My dependent variable gets its value from the independent ones. Therefore, if I had to put this mathematically, I’d put it in the following manner:

**Compensation package= A base value + Education + Experience + Gender**

What regression does, is put values that show the impact of these variables on the dependent variable (compensation package). So our result would look like:

**Compensation package (Y)= β0 +β1 (Education)+ β2 (Experience) + β3(Gender)**

Where the β values talk about the impact a variable has on Y i.e. your compensation package.

It's very important that we interpret the β values correctly, so as to understand our data and the bigger picture better. Here’s the general way of reading the results:

For a unit change in the independent variables, Y changes by β units. So, in our example, we can say, given that education and experience are fixed, gender has compensation changes by β3 units.

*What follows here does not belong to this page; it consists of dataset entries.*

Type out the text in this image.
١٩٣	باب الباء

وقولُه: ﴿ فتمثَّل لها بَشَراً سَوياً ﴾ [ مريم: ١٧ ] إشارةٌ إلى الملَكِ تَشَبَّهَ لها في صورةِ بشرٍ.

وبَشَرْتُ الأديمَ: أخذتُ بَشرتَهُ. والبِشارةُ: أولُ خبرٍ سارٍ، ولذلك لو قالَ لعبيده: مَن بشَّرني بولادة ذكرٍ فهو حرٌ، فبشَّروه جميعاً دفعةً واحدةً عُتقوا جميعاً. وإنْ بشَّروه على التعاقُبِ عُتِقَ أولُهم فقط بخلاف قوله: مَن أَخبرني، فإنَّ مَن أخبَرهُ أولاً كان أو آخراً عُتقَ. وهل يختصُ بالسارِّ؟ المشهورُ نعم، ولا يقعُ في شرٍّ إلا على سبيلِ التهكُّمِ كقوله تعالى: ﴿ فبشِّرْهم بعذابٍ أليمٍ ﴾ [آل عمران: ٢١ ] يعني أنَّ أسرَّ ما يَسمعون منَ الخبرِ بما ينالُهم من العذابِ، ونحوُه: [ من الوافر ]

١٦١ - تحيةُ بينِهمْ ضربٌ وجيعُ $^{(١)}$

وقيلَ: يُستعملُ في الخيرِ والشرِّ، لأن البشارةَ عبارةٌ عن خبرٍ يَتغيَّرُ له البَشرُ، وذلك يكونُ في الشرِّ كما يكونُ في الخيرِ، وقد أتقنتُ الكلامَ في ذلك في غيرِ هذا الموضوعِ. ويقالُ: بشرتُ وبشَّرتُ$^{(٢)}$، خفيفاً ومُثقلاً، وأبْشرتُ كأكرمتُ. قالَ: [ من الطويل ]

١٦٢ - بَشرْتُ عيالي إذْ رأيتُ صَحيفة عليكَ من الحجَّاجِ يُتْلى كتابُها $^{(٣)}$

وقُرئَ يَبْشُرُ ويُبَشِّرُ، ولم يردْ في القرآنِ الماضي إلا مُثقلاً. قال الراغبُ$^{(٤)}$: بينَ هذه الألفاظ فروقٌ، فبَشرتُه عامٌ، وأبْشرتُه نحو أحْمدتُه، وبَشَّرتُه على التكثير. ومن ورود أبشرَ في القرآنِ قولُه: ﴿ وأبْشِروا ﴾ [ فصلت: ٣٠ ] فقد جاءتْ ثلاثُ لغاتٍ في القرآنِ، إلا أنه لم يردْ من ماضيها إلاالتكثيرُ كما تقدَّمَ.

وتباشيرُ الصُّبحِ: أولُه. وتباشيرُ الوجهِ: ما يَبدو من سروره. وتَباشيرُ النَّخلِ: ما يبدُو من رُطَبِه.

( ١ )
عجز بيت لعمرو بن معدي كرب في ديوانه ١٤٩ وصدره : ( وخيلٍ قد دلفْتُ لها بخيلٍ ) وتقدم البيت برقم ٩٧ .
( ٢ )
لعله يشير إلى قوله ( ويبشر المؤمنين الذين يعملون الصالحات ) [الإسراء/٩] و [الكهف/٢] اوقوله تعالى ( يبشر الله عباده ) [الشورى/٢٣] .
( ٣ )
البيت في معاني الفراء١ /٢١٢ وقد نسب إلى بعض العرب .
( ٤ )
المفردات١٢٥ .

To verify and take a stance, we can put the same values for education and experience, to understand if people with the same education and experience are paid differently. The only differing input value here, is the gender. Since we can’t input words like “Male”, “Female” and “Other” in our model, we assign mathematical values for them.

0=Female

1=Male

2=Other

If my output, Y (compensation package) differs for the same education and experience, then we can say that gender has a role to play in determining an individual’s compensation package. Further, it's important to note the sign of the coefficient. A + sign denotes a direct relation, i.e. as the variable changes by a unit, the Y value moves in the positive direction and vice versa for the negative sign.

And now coming to the second part of the Google result above that read, “*If the dependent variable is dichotomous, then logistic regression should be used.” *Well, we now move away from the gender based pay gap to a new example. Imagine that you’re a bank, and want to analyse which applicant is likely to default in loan repayments. There already is a credit score that exists right? So what are we talking about now? Credit score is one of the many parameters that are taken into account to determine an applicant’s creditworthiness. I need a model that simply tells me how likely an individual is to default. In this model, I get 2 outcomes, 0 and 1. Zero indicating no default, while one indicating a default. This is the *dichotomous *dependent variable that the result talks about. When we create such a model, we’ve basically made a *logistic regression *model*. *

Depending on what you want to attain through your model, you can choose the type of regression model to make. Logistic regression is used to classify items, and hence often known as a classifier model. However, calculating things like income, price calculations, GDP growth rates etc need a linear regression model.